Photo issue du site de l'Assemblée nationale ou de WikipediaBarbara Pompili :

La refondation de l'école est une priorité urgente, compte tenu de la situation dans laquelle se trouve notre système scolaire. Ainsi la dernière enquête PISA montre qu'aujourd'hui, en France, l'origine sociale reste le facteur déterminant de la réussite scolaire. Nous sommes loin, trop loin du modèle de l'école de la République, garante de l'égalité des droits sans condition d'origine ou de moyens !

Pour renouer avec ses missions, l'école a donc besoin d'une refondation digne de ce nom. Ce constat est partagé par la majorité des acteurs du monde de l'éducation, comme il ressort des nombreuses auditions auxquelles j'ai participé – dont certaines organisées par vous, monsieur le rapporteur, et je tiens à ce propos à saluer le sérieux et la rigueur avec lesquels vous avez mené vos travaux. Représentants des syndicats et des associations, professionnels : tous m'ont fait part de la nécessité de réformer en profondeur l'école, car la situation n'a cessé de se dégrader depuis dix ans, avec une mastérisation qui a détruit toute formation digne de ce nom – pour ne pas parler du décret de 2008 sur les rythmes scolaires.

Mme Isabelle Attard et moi-même l'avons dit ici à plusieurs reprises : les écologistes soutiennent cette volonté de refondation, en particulier la priorité donnée à l'école primaire. Et parce que nous souhaitons une refondation globale et ambitieuse, à la hauteur des attentes qui se sont exprimées, nous proposerons des amendements en vue d'améliorer ce projet de loi, en espérant qu'ils rencontreront un écho favorable.

Tout d'abord, nous souhaitons aller plus loin dans la définition des projets éducatifs territoriaux. En effet, ceux-ci joueront un rôle central dans la réforme des rythmes, dans le développement de l'innovation pédagogique et des expérimentations et dans la recherche d'un nécessaire équilibre entre le cadre national et l'adaptation aux spécificités locales.
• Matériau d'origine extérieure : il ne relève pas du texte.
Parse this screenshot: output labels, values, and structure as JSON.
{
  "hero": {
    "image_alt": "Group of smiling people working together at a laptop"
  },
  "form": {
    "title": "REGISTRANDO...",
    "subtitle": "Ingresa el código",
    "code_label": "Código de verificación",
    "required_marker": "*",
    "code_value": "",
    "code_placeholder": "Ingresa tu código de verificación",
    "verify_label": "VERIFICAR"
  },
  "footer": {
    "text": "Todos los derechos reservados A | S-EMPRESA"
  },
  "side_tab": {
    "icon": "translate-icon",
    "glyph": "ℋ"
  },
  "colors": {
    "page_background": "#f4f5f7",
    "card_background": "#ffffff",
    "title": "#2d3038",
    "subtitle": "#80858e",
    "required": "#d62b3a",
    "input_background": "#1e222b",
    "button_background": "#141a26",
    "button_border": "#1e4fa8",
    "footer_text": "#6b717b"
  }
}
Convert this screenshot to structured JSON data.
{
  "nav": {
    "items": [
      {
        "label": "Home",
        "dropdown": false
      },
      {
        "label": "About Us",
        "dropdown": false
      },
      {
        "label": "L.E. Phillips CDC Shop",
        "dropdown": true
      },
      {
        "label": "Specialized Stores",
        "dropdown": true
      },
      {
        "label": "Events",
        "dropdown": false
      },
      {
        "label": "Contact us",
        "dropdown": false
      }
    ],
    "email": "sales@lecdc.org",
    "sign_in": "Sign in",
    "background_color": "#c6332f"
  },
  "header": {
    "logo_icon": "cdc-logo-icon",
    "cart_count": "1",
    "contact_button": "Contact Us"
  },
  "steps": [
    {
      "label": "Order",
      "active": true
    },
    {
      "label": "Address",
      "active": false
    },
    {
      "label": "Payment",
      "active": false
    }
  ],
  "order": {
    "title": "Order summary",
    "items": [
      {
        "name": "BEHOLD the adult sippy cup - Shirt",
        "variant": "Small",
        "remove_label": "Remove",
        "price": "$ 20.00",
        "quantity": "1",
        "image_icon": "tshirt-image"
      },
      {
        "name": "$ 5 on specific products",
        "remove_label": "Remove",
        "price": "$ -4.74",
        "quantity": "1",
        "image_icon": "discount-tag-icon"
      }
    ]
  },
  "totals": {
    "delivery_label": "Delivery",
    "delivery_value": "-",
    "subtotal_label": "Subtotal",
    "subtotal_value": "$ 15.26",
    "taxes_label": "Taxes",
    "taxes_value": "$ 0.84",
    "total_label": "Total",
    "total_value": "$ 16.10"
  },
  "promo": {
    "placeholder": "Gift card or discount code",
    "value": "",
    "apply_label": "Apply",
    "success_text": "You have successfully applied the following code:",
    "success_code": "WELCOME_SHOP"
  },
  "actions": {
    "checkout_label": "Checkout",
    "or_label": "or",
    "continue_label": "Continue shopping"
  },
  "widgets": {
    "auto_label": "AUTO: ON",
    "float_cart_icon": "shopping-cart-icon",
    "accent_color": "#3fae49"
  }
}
Ces projets éducatifs territoriaux doivent organiser une continuité éducative entre le temps scolaire et les autres temps de l'enfant. Ils doivent ainsi assurer la cohérence entre activités scolaires et activités périscolaires, en impliquant l'ensemble des acteurs concernés : communauté éducative, parents, associations – dans lesquelles il faudrait comprendre celles qui s'occupent du handicap – et, bien sûr, collectivités territoriales car c'est aussi dans le cadre d'une « co-construction » des projets que leur rôle doit être appréhendé, étant entendu qu'il conviendrait de réfléchir à la pérennisation et au renforcement du dispositif de péréquation.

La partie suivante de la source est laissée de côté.